L’APOTHICAIRE, le battant et lui cassant le tonneau sur le corps.

Tiens Marchand de Merde, garde ta marchandise pour toi et t’en va.

GILLES, seul.

Au voleur, au voleur, je suis un homme ruiné, il n’y a plus de police ici.

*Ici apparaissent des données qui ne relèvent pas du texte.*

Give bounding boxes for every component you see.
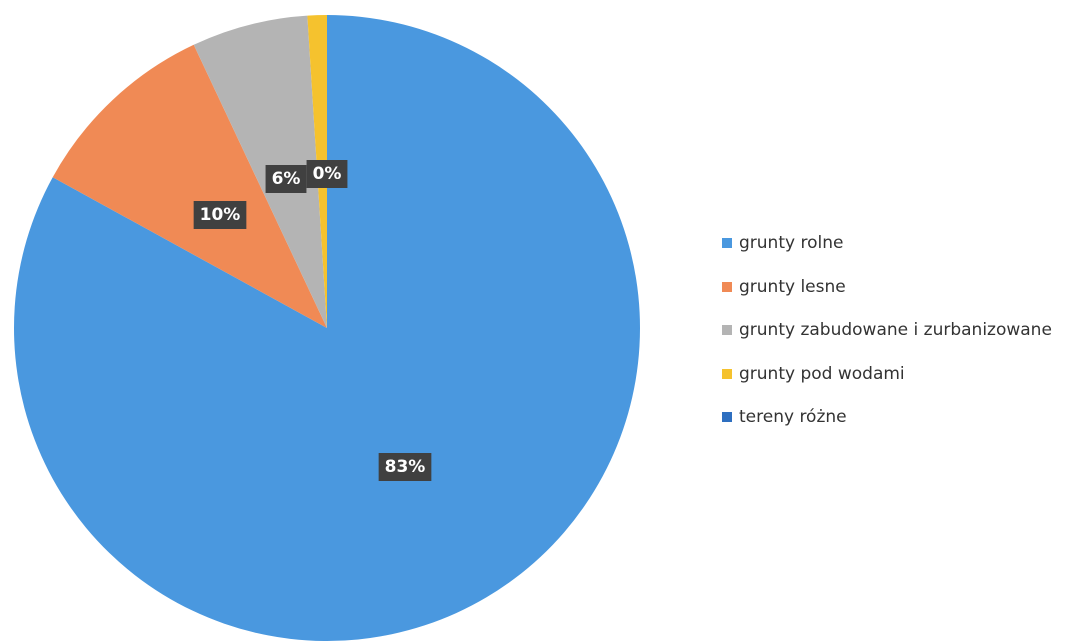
legend-item-grunty-pod-wodami: grunty pod wodami bbox=[722, 363, 1052, 385]
legend-swatch-tereny-rozne bbox=[722, 412, 732, 422]
data-label-text-1: 10% bbox=[200, 205, 241, 225]
legend-swatch-grunty-lesne bbox=[722, 281, 732, 292]
data-label-box-0 bbox=[378, 453, 432, 481]
data-label-box-3 bbox=[306, 160, 348, 188]
data-label-text-2: 6% bbox=[272, 169, 301, 189]
legend-item-grunty-zabudowane: grunty zabudowane i zurbanizowane bbox=[722, 319, 1052, 341]
legend-item-grunty-rolne: grunty rolne bbox=[722, 232, 1052, 254]
chart-legend: grunty rolne grunty lesne grunty zabudow… bbox=[722, 232, 1052, 450]
legend-swatch-grunty-rolne bbox=[722, 238, 732, 248]
legend-label-grunty-pod-wodami: grunty pod wodami bbox=[739, 363, 905, 384]
data-label-0: 83% bbox=[378, 453, 432, 481]
data-label-2: 6% bbox=[265, 165, 307, 193]
data-label-text-3: 0% bbox=[313, 164, 342, 184]
legend-swatch-grunty-pod-wodami bbox=[722, 368, 732, 379]
pie-slice-1 bbox=[52, 44, 328, 329]
legend-label-grunty-lesne: grunty lesne bbox=[739, 276, 846, 297]
data-labels: 83% 10% 6% 0% bbox=[193, 160, 432, 481]
data-label-box-2 bbox=[265, 165, 307, 193]
legend-label-grunty-zabudowane: grunty zabudowane i zurbanizowane bbox=[739, 320, 1052, 340]
data-label-text-0: 83% bbox=[385, 457, 426, 477]
pie-slice-2 bbox=[193, 15, 327, 328]
legend-swatch-grunty-zabudowane bbox=[722, 325, 732, 335]
legend-label-grunty-rolne: grunty rolne bbox=[739, 233, 844, 253]
pie-slices bbox=[13, 15, 640, 641]
legend-label-tereny-rozne: tereny różne bbox=[739, 407, 847, 427]
data-label-box-1 bbox=[193, 201, 247, 229]
legend-item-tereny-rozne: tereny różne bbox=[722, 406, 1052, 428]
legend-item-grunty-lesne: grunty lesne bbox=[722, 276, 1052, 298]
data-label-1: 10% bbox=[193, 201, 247, 229]
data-label-3: 0% bbox=[306, 160, 348, 188]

SCÈNE XI. Léandre, Arlequin, Gilles. §

ARLEQUIN.

Qu’as-tu donc à crier ?

GILLES.

Ah ! Mon confrère, vous voyez comment on traite les marchands.

ARLEQUIN.

Il faut faire une plainte devant Monsieur le Commissaire.

GILLES.

J’y consens.

ARLEQUIN.

Tu as peut-être aussi fait quelque faute ? Le métier n’est cependant pas difficile.

GILLES.

Non vraiment» je vous assure, la marchandise était bonne, sentez plutôt, vous devez vous y connaître. Ce vilain apothicaire de mon cul, n’a seulement pas voulu la goûter.

ARLEQUIN.

Il était peut-être enrhumé ?

LÉANDRE.

Il faut espérer, Monsieur Gilles, que vous serez plus heureux une autrefois ; continuez toujours.

GILLES.

Pardienne, Monsieur, je suis bien dégoûté du commerce.

LÉANDRE.

Croyez-moi cependant, ne venez plus chier à la porte des gens, gardez votre marchandise pour vous.

ARLEQUIN.

Nous t’avons donné sur le corps la pièce de ton échantillon...

SCÈNE DERNIÈRE. Léandre, Arlequin, Gilles, Catin. §

CATIN.

Hé mon pauvre Gilles, comment te voilà fait, on ne saurait t’approcher.

GILLES.

Tu vois, j’ai voulu lever boutique pour être en état de t’épouser, je me suis fait Marchand de Merde.

CATIN.

Je le sens bien nigaud ; je ne veux pas d’un mari qui soit aussi sot, je veux que ce soit moi qui le fasse. Votre servante, Monsieur.

Elle s’en va.

LÉANDRE.

Ni moi d’un voisin qui vienne tous les jours chier à ma porte.

Il sort.

ARLEQUIN.

Et moi je ne veux jamais parler z’à un homme qui sait aussi mal vendre sa marchandise.

GILLES.

Adieu donc. Pardienne aussi la vie du monde est bien difficile.